I guess how much weight you give Jude's interpretation depends on how you view the relationship between various bits of the Bible - your position on inerrancy and consistency, on which I expect you and I also disagree.
Jon said…
I know this discussion is long gone but I came across Ezekiel's reference to this story the other day, in Ezekiel 16.

"49 “‘Now this was the sin of your sister Sodom: She and her daughters were arrogant, overfed and unconcerned; they did not help the poor and needy. 50 They were haughty and did detestable things before me. Therefore I did away with them as you have seen."
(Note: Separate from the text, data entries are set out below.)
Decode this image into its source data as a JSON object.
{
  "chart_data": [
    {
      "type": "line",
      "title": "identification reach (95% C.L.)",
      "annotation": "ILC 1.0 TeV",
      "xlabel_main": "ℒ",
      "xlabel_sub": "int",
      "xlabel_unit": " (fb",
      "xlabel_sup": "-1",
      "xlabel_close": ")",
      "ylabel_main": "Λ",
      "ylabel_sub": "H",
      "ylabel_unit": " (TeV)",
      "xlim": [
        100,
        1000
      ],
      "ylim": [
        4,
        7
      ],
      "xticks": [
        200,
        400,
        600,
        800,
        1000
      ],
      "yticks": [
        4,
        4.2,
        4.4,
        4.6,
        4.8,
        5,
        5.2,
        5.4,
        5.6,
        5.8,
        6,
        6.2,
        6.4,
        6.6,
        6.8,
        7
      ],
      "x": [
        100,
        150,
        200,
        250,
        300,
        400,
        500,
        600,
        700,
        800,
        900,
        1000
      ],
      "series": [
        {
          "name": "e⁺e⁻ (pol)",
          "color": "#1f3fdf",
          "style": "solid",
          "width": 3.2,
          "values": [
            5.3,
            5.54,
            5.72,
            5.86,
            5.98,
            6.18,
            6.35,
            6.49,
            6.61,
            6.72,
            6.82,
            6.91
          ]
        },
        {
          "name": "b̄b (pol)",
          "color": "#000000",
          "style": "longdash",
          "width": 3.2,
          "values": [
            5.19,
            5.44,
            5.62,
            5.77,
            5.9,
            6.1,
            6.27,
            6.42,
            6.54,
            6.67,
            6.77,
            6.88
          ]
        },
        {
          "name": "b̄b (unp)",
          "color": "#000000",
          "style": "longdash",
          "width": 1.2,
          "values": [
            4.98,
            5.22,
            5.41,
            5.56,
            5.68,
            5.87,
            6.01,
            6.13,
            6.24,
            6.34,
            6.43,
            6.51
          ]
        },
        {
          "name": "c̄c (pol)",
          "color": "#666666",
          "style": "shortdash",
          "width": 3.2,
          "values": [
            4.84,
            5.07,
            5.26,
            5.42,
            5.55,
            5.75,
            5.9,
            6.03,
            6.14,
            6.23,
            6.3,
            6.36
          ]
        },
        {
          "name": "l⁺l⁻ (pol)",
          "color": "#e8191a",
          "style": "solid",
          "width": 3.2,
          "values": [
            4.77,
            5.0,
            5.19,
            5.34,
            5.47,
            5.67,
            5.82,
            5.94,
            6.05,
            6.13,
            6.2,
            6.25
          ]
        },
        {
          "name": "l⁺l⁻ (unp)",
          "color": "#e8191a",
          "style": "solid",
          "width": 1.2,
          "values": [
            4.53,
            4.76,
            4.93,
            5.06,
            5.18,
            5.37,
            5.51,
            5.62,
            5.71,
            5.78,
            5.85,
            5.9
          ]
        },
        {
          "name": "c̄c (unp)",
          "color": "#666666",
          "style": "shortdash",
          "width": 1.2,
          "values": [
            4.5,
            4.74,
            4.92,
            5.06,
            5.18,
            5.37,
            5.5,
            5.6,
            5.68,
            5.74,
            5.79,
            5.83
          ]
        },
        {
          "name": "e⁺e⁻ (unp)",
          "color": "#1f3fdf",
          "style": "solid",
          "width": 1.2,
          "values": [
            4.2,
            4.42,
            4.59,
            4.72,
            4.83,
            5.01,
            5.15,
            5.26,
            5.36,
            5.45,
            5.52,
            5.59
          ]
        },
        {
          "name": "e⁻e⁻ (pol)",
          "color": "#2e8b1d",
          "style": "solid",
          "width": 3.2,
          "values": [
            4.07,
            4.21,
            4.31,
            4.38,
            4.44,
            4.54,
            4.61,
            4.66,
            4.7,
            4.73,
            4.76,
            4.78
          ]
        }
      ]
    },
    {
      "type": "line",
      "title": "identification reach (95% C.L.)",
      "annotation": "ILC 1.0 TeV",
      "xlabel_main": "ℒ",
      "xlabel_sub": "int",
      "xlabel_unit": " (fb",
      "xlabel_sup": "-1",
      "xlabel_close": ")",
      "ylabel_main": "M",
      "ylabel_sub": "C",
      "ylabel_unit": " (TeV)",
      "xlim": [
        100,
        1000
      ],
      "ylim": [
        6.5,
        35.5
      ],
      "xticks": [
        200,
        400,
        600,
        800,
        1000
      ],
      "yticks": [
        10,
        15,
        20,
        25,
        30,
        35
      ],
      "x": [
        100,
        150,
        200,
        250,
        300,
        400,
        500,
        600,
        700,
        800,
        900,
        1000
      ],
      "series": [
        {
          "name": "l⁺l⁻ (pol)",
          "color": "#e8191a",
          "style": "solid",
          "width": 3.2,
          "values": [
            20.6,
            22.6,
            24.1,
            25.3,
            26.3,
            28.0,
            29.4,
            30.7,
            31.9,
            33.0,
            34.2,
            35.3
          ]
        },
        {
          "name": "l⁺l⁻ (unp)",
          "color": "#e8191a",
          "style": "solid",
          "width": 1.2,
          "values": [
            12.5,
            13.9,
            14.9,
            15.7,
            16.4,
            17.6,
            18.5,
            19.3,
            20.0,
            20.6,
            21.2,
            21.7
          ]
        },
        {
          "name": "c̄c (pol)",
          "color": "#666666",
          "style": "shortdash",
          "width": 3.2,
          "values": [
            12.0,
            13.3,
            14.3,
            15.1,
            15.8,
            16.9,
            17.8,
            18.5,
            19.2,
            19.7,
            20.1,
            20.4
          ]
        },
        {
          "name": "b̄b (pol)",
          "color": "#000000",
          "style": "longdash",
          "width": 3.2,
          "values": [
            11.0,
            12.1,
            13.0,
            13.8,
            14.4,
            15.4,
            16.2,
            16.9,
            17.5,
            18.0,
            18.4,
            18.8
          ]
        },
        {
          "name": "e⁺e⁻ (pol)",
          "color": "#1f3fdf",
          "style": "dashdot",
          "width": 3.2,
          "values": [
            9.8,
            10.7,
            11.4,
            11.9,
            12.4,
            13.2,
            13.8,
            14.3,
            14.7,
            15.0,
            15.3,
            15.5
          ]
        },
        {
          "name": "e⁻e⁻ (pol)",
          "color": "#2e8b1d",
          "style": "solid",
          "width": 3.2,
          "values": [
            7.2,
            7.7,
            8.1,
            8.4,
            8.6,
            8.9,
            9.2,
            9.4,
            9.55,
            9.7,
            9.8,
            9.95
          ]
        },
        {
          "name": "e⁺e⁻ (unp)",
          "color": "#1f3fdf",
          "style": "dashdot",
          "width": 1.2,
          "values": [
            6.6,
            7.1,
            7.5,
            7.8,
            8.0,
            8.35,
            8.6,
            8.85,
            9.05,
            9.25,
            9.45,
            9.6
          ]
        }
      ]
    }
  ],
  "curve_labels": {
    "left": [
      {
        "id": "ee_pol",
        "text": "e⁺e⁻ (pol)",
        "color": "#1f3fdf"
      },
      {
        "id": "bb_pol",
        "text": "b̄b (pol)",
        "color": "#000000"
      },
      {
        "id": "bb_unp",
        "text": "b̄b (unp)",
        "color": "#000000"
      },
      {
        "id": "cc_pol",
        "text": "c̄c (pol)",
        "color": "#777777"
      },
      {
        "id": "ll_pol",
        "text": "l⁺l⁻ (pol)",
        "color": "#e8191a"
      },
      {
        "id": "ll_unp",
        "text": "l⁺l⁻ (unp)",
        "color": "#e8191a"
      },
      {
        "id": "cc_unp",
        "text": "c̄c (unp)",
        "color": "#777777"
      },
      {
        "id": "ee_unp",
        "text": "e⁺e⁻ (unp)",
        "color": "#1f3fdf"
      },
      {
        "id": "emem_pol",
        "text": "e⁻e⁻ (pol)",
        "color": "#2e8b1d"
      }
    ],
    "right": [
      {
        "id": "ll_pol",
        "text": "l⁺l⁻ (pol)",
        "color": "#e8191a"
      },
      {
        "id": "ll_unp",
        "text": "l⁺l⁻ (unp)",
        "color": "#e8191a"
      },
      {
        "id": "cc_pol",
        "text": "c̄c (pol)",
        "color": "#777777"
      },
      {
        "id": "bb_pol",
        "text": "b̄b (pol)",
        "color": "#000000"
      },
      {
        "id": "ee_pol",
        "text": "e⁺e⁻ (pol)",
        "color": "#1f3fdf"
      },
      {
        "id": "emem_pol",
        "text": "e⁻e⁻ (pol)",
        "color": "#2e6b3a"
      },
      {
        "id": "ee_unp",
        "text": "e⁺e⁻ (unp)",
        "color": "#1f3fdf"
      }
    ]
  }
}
So he doesn't mention sexual immorality of any kind, but arrogance, gluttony, lack of compassion and failure to help the poor, all of which he says are "detestable". This jibes with the test set by the angels in Genesis which is a test of compassion towards the needy, and which they fail.
Unknown said…
Hi Jon
Your writings are always measured, thoughtful and well expressed- It is refreshing to see these difficult topics written without resorting to degrading of those who may not agree. I agree with you that the purpose of the narrative is as you say about Lot and the company where he was living and the way visitors need to be treated. The matter of the sins of Sodom and Gomorrah was already resolved in the narrative- as to what God intended to do- destroy them - it was more about Lot recognizing himself as a misfit in in this place and the need to rescue him even without his wife and family and that besides Lot there was no other righteous men present. God is righteous and destroys those who he wishes to judge. Although the narrative is as you say about treating honored guests the background is about judgement of those living in sodomy and there destruction. I therefore believe that the Bible in many places directly or indirectly clearly gives us the message that homosexuality by male or female is detestable to God then and now. (Leviticus 18:21-22, Leviticus 20:13, Romans 1:27) (Romans 1:26)(1 Corinthians 6:9-10) (1 Timothy 1:8-10) etc. all clearly state that along with other things homosexuality is evil to God and will be judged by God. I most certainly agree that the NT teaches to love all men and seek to bring them Gods good news of salvation, but it is in view of bringing them to understand Gods view of these matters. All sin can be forgiven with repentance. God clearly intended sexual relations were to be between a man and woman and designed men in creation for this purpose with the intention of procreation, and any other use is not natural or intended to result in procreation. To suggest anything else is to me guilding the Lilly so to speak for ones own purpose. I agree to any one who has no Christian belief then all of my above discussion is meaningless which is why the current question before us is being asked and why non believers will not agree with my position- so bringing the question of maintaining my religious freedoms.